Well, buckle up, because Shumer says based on what he’s seen and is seeing, “If your job happens on a screen (if the core of what you do is reading, writing, analyzing, deciding, communicating through a keyboard) then AI is coming for significant parts of it.”
Legal services, data management, writing…
He cites a non exhaustive list of roles and sectors that he says are about to be ripped apart; legal services, financial analysis, software engineering, data management, customer service, medical analysis, marketing, writing and journalism.
But he isn’t saying that anyone working in these roles is about to be replaced by an AI agent; that’s a blunt proposition that misses the nuance, the variables, the dynamics of employment and the wider labour market. What he’s saying is that if you’re in these roles and you’re not using AI to its full potential then you are asking for trouble.
He offers some practical advice which is actually incredibly useful; start using AI right now. And really use it, don’t just use the free version of Chat GPT as an alternative to Google. That’s just dipping your toes in it, he says you need to dive in.
Most people have no idea what’s happening
Pay for it – $20 a month in the case of Chat GPT – and really experiment with it. Set it complex tasks. Learn how to use it. Read about it. Engage with what’s happening. Use different platforms and models. Feed it legal contracts, datasets, company data, business plans, interrogate it. See how good it is and then ask yourself what you might get for the $200 a month service.

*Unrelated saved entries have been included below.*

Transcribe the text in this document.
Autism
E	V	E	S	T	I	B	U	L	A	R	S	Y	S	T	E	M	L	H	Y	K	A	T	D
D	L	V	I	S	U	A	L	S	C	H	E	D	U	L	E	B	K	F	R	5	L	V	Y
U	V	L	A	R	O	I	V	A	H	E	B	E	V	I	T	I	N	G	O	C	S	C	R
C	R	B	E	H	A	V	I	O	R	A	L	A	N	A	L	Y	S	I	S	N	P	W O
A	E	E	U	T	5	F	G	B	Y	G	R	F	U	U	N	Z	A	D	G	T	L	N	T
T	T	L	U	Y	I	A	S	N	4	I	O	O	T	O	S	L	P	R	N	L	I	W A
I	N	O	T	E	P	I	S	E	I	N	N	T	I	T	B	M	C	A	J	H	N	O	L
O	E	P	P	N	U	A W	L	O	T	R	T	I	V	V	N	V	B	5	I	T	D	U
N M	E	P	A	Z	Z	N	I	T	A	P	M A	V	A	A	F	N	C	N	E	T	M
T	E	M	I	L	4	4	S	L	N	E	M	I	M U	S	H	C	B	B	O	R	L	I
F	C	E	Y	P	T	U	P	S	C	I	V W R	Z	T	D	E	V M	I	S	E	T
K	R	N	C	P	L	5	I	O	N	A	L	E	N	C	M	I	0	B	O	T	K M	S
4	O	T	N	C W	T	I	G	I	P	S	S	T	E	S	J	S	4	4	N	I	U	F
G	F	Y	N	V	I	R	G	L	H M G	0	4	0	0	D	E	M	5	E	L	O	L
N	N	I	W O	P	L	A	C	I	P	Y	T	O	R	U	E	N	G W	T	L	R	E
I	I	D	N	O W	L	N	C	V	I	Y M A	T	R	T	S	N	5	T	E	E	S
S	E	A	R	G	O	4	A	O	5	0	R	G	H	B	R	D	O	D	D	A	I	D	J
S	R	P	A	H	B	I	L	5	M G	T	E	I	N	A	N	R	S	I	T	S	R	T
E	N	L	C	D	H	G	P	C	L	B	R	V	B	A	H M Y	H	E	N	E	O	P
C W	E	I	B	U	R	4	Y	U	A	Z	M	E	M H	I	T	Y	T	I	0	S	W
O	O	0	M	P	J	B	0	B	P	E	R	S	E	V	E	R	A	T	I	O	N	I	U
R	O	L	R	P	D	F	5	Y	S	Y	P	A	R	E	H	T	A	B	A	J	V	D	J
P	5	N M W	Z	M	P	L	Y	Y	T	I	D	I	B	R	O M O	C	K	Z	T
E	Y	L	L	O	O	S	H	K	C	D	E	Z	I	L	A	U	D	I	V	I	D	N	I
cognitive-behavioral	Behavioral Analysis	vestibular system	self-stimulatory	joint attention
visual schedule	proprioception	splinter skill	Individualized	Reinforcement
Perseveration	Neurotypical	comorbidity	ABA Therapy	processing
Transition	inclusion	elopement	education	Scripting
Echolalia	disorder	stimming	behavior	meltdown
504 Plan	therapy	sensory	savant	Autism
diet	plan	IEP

If you’re watching this and you’re thinking “Jesus Christian keep up, I’ve been doing that for months, I’ve been vibe coding, I’ve been deep in Claude” then fair enough, but I belong to the group of people who right now only scratch the surface of AI’s capabilities – and that is most people.

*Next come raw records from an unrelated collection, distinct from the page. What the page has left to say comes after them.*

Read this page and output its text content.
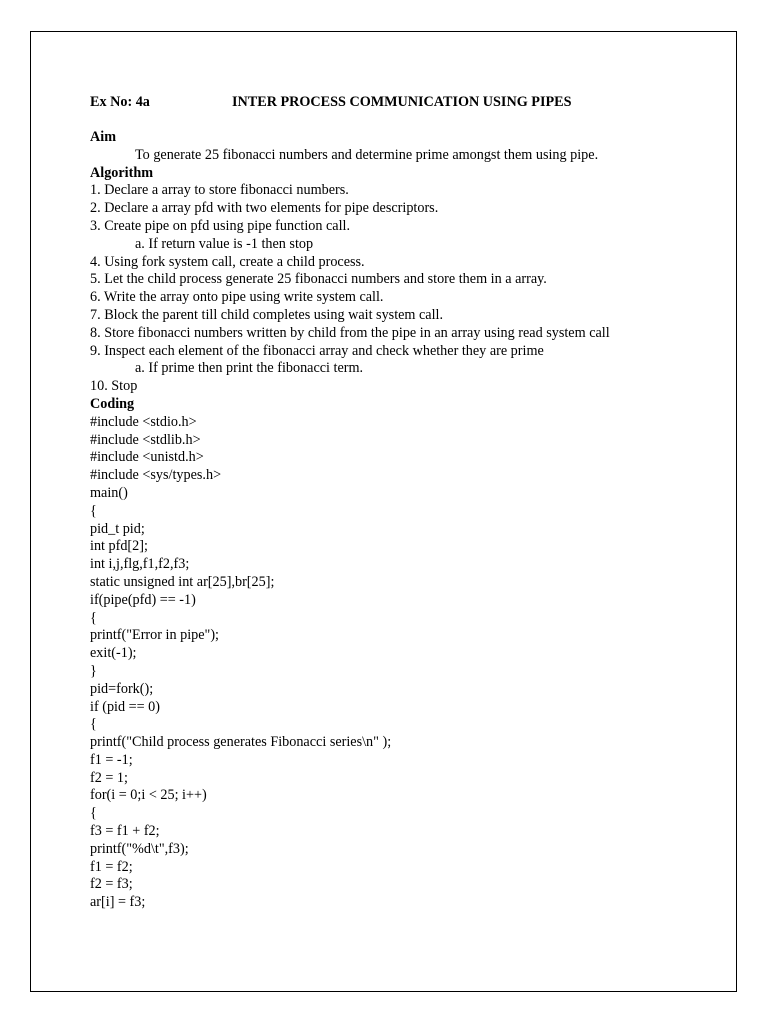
Ex No: 4a	INTER PROCESS COMMUNICATION USING PIPES
Aim
To generate 25 fibonacci numbers and determine prime amongst them using pipe.
Algorithm
1. Declare a array to store fibonacci numbers.
2. Declare a array pfd with two elements for pipe descriptors.
3. Create pipe on pfd using pipe function call.
a. If return value is -1 then stop
4. Using fork system call, create a child process.
5. Let the child process generate 25 fibonacci numbers and store them in a array.
6. Write the array onto pipe using write system call.
7. Block the parent till child completes using wait system call.
8. Store fibonacci numbers written by child from the pipe in an array using read system call
9. Inspect each element of the fibonacci array and check whether they are prime
a. If prime then print the fibonacci term.
10. Stop
Coding
#include <stdio.h>
#include <stdlib.h>
#include <unistd.h>
#include <sys/types.h>
main()
{
pid_t pid;
int pfd[2];
int i,j,flg,f1,f2,f3;
static unsigned int ar[25],br[25];
if(pipe(pfd) == -1)
{
printf("Error in pipe");
exit(-1);
}
pid=fork();
if (pid == 0)
{
printf("Child process generates Fibonacci series\n" );
f1 = -1;
f2 = 1;
for(i = 0;i < 25; i++)
{
f3 = f1 + f2;
printf("%d\t",f3);
f1 = f2;
f2 = f3;
ar[i] = f3;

Most people do not understand how good AI is right now. Shumer sets it out:
“In 2022, AI couldn’t do basic arithmetic reliably. It would confidently tell you that 7 × 8 = 54. By 2023, it could pass professional exams. By 2024, it could write working software and explain graduate-level science. By late 2025, some of the best engineers in the world said they had handed over most of their coding work to AI. On February 5th, 2026, new models arrived that made everything before them feel like a different era. If you haven’t tried AI in the last few months, what exists today would be unrecognizable to you.”
The most intense disruption we’ve ever seen
That’s why the share prices of major listed companies in sectors such as insurance, wealth management, data services, have been so jumpy in recent weeks; new tools and products are emerging on a daily basis that pose fundamental questions for incumbents. We are, without a doubt, entering the most intense period of creative disruption that modern capitalism has ever experienced.
I think that’s exhilarating and I also think it’s unsettling. But pretending it isn’t happening is not an option.
Shumer’s advice is do not hide or conceal your use of AI. He says “The person who walks into a meeting and says ‘I used AI to do this analysis in an hour instead of three days’ is going to be the most valuable person in the room. Whereas the person who still spends three days on it when it could be done in an hour is vulnerable. The people who will struggle most are the ones who refuse to engage.
So should I retrain as a plumber?
So, what about me – a journalist, an editor. Should I retrain as a plumber? Shumer acknowledges that “a lot of people find comfort in the idea that certain things are safe” – we think, “sure AI is helpful but it won’t replace my creativity or my judgment.” A lot of people say in response: yes it will.
I’m not so sure. Shumer would look at me and say “Christian’s woefully naive” – but when I think about what my job entails – what journalism today entails – I still see the value in my own physical presence; at events, on the radio, in the newsroom – and while my sector will be challenged and empowered by AI in equal measure, just as yours will be – I think that humanity, trust, credibility and experience are all going to surge in value precisely because of the surge in AI’s capabilities.
Am I right or am I wrong? Think on it.